Observing Chiral Superfluid Order by Matter-Wave Interference

The breaking of time-reversal symmetry via the spontaneous formation of chiral order is ubiquitous in nature. Here, we present an unambiguous demonstration of this phenomenon for atoms Bose-Einstein condensed in the second Bloch band of an optical lattice. As a key tool, we use a matter-wave interference technique, which lets us directly observe the phase properties of the superfluid order parameter and allows us to reconstruct the spatial geometry of certain low-energy excitations, associated with the formation of domains of different chirality. Our work marks a new era of optical lattices where orbital degrees of freedom play an essential role for the formation of exotic quantum matter, similarly as in electronic systems.

Figure 1

(a) Bipartite lattice geometry. The unit cell with two potential minima denoted by $A$ and $B$ is highlighted. $\lambda =1064\mathrm{nm}$. (b) The second band is plotted across the second Brillouin zone. Two degenerate band minima in the points $X_{\pm }$ arise. (c),(d) The spatial wave functions associated with the Bloch states $|{\psi }_{\pm }⟩$ associated with $X_{\pm }$ are composed of local $s$ and $p$ orbitals with the local phases $\pm 1$ (indicated by red and green) arranged in order to maximize tunneling.

Figure 2

(a) The tubular minima of the lattice potential are split into upper (red) and lower (blue) sections with a cylindrically focused laser beam (light blue).
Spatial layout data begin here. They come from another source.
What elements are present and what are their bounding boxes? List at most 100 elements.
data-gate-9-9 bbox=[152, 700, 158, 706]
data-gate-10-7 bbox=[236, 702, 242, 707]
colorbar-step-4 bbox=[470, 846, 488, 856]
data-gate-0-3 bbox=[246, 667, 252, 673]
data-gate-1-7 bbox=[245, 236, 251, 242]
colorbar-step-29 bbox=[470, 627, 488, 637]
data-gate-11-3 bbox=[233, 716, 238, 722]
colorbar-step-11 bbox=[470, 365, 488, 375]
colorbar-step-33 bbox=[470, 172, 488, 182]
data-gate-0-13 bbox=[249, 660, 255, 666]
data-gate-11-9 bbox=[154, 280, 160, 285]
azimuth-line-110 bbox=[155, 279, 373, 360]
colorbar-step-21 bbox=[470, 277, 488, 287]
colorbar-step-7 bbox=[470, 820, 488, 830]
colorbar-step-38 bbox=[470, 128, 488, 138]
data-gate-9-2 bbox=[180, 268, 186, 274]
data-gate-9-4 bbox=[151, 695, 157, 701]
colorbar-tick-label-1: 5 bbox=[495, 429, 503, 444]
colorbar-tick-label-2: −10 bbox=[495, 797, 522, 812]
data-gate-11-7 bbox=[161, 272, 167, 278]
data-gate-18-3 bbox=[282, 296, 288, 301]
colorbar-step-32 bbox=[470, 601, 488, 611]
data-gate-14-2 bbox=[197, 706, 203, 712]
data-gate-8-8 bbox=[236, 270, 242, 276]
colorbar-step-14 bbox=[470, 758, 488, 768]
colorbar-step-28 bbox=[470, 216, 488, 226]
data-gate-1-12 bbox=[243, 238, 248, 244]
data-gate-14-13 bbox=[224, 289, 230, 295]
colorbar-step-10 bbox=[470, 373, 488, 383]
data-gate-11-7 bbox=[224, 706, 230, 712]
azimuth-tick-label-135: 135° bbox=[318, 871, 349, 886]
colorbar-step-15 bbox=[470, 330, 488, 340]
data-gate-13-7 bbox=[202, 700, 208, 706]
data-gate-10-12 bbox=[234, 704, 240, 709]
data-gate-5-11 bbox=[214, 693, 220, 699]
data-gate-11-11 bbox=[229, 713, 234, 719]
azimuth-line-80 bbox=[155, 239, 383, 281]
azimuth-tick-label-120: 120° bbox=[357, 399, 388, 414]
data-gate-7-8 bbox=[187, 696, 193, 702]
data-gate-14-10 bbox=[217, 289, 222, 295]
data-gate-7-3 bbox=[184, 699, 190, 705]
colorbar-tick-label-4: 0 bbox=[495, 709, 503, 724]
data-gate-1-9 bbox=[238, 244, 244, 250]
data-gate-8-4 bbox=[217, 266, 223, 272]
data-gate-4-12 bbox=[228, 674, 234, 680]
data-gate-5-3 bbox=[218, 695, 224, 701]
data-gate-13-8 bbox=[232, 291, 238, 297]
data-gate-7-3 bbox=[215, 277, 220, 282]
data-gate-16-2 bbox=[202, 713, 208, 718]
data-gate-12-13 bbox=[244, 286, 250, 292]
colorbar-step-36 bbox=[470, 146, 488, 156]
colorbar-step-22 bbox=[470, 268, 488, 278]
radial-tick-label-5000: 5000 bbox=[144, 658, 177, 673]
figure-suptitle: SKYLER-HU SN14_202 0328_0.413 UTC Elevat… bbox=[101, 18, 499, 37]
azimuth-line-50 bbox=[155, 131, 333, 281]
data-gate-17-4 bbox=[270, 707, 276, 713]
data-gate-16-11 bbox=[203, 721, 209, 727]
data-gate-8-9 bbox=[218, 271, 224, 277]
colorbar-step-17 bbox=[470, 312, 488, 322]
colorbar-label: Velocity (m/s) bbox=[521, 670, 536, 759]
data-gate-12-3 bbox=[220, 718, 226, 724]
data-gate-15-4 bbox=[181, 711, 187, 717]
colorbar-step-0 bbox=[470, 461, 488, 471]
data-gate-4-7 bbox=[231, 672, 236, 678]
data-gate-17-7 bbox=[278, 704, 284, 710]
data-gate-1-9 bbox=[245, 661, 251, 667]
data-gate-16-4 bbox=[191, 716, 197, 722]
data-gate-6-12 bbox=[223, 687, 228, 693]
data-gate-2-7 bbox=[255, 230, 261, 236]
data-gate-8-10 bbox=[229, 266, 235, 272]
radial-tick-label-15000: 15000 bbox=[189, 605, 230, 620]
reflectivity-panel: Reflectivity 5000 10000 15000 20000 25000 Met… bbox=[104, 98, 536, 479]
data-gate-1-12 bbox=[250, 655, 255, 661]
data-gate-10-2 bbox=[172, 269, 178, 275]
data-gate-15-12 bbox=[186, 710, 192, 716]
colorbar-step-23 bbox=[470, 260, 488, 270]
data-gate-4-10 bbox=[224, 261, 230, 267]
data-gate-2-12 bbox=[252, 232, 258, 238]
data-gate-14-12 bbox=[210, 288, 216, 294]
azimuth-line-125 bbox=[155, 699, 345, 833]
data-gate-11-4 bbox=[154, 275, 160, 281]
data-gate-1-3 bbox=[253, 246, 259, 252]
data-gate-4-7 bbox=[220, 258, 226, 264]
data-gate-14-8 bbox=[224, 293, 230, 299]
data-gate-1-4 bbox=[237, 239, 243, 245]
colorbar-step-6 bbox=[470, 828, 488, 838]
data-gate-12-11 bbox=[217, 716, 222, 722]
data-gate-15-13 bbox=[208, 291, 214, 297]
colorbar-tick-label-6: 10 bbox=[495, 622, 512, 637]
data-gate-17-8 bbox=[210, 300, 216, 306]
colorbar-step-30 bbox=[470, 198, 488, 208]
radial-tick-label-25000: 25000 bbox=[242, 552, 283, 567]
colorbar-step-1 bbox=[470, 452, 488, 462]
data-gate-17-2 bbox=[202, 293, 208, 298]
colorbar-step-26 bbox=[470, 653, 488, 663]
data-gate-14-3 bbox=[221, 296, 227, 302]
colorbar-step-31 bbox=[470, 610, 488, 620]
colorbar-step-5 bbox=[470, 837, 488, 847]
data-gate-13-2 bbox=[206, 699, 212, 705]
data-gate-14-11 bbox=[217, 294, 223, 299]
Condensates are simultaneously prepared in the $X_{\pm }$ points of the second band in the two regions of the lattice spatially separated by the light sheet. (b) Band mapping image, showing equally populated condensates at the minima of the second band $X_{\pm }$. (c) Sketch of atomic spatial distribution after a ballistic expansion of 25 ms. The gray area corresponds to the second Brillouin zone. Each of the four Bragg maxima 1–4, corresponding to the $X_{\pm }$ points in Fig. 1, carries an interference grating aligned with the $z$ axis. (d) Absorption image along the line of sight indicated by the vector $\mathbf{r}$ in (c), which lies in the $xy$ plane and encloses an angle of $\alpha =13°$ with the $y$ axis.

Figure 3

(a) The left (I) and right (II) panels show examples of the two classes of observed interference patterns. The upper row shows the original data, which are repeated in the lower row after band-pass filtering and normalization. A data set comprises four density gratings $n_i(\tilde{z})$ with $i\in \{1,2,3,4\}$ corresponding to the four Bragg maxima in Figs. 2 and 2 [see the text for a definition of $n_i(\tilde{z})$]. The black dashed boxes highlight the spatial correlations among the four density gratings. (b) Stacked histogram for the density-density cross correlation ${\rho }_{i,j}$ with both indices odd or even. (c) Stacked histogram for the density-density cross correlation ${\rho }_{i,j}$ with mixed indices. (d) Wave function associated with the state $|\pi /2,+⟩$. The colors parametrize the local phase factor ranging from $+1$ (red) via $+i$ (green) and $-1$ (cyan) to $-i$ (purple). (e) A section of the calculated interference patterns is shown, which exhibits the same spatial correlations as found in (a).

Figure 4

(a) Interference pattern of a slightly excited sample: the inner density gratings (2 and 4) show vertical nodal lines indicated by the arrows at the lower edge. (b) Schematic of the experimental scenario, which explains the observations. The atomic sample in the upper lattice region is divided into two equally sized domains of different chirality indicated by the orange and green areas. The sample in the lower lattice region (green area) carries no excitations. (c) Calculation of the interference based on the scenario illustrated in (b). The nodal lines corresponding to the observations are indicated by black arrows.